Rhombur paused. "Uh, I know what's on your mind, Leto, but this machine does not emulate human thought processes. The suboids just don't understand. Like our adaptive fighting mek, which scans an adversary to make combat decisions, it doesn't think -- it only reacts, at lightning speed. It reads your movements, anticipates, and responds."

"That sounds like thinking to me." In the finger-panel zone before Leto, lights danced within lights.

Kailea sighed with frustration. "The Butlerian Jihad has been over for thousands of years, and still humankind acts as if we're terrified rodents hiding from shadows. There is an anti-Ixian prejudice throughout the Imperium because we make complex machines. People don't understand what we do, and misunderstanding breeds suspicion."

Leto nodded. "Then help me understand. Let's get started." He looked at the control panel and tried not to be too impatient. After the past few days, they were all feeling the effects of unrelenting stress.
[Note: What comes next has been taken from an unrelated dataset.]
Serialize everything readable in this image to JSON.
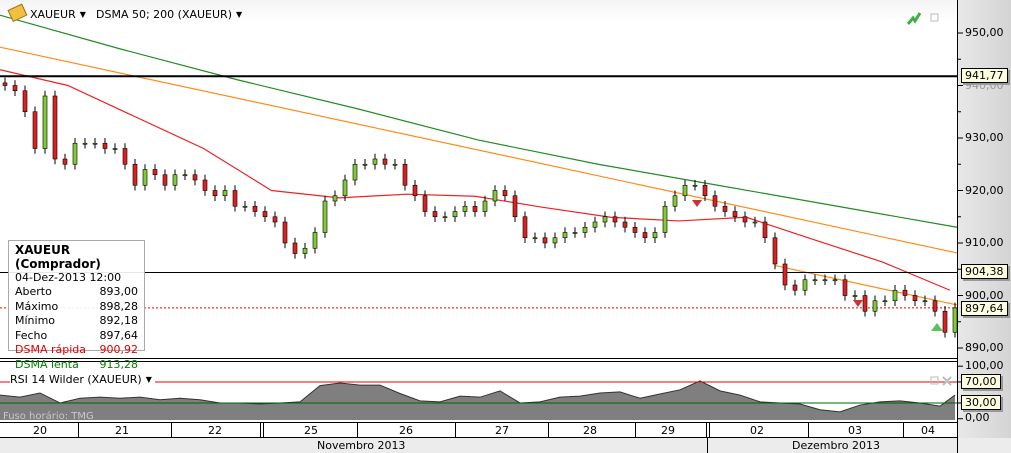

"Place your fingers over the identity plates," Rhombur said. "Don't actually touch the panel. Stay a little above it."

After doing so, Leto's body was surrounded by a pale yellow glow that made his skin tingle.

"It's absorbing the identity components of your body: the shape of your face, tiny scars, fingerprints, hair follicles, retina prints. I've instructed the machine to accept your inputs." When the glow receded, Rhombur said, "You're authorized now. Activate the tutorial by passing your right thumb over the second row of lights."

Leto complied, and a synthetic-reality box appeared in front of his eyes depicting an aerial view that passed over craggy mountains and rocky gorges -the same scenery he had observed months ago, the day he'd been unceremoniously stranded outside by the Guild shuttle.

Suddenly sparks filled the air in the hiding chamber below. Explosions and static bursts inundated his ears. The synthetic landscape image went hazy, came into focus again, and faded. Leto's head rang from the noise.

"Sit down," Rhombur barked. "Uh -- this isn't a simulation anymore."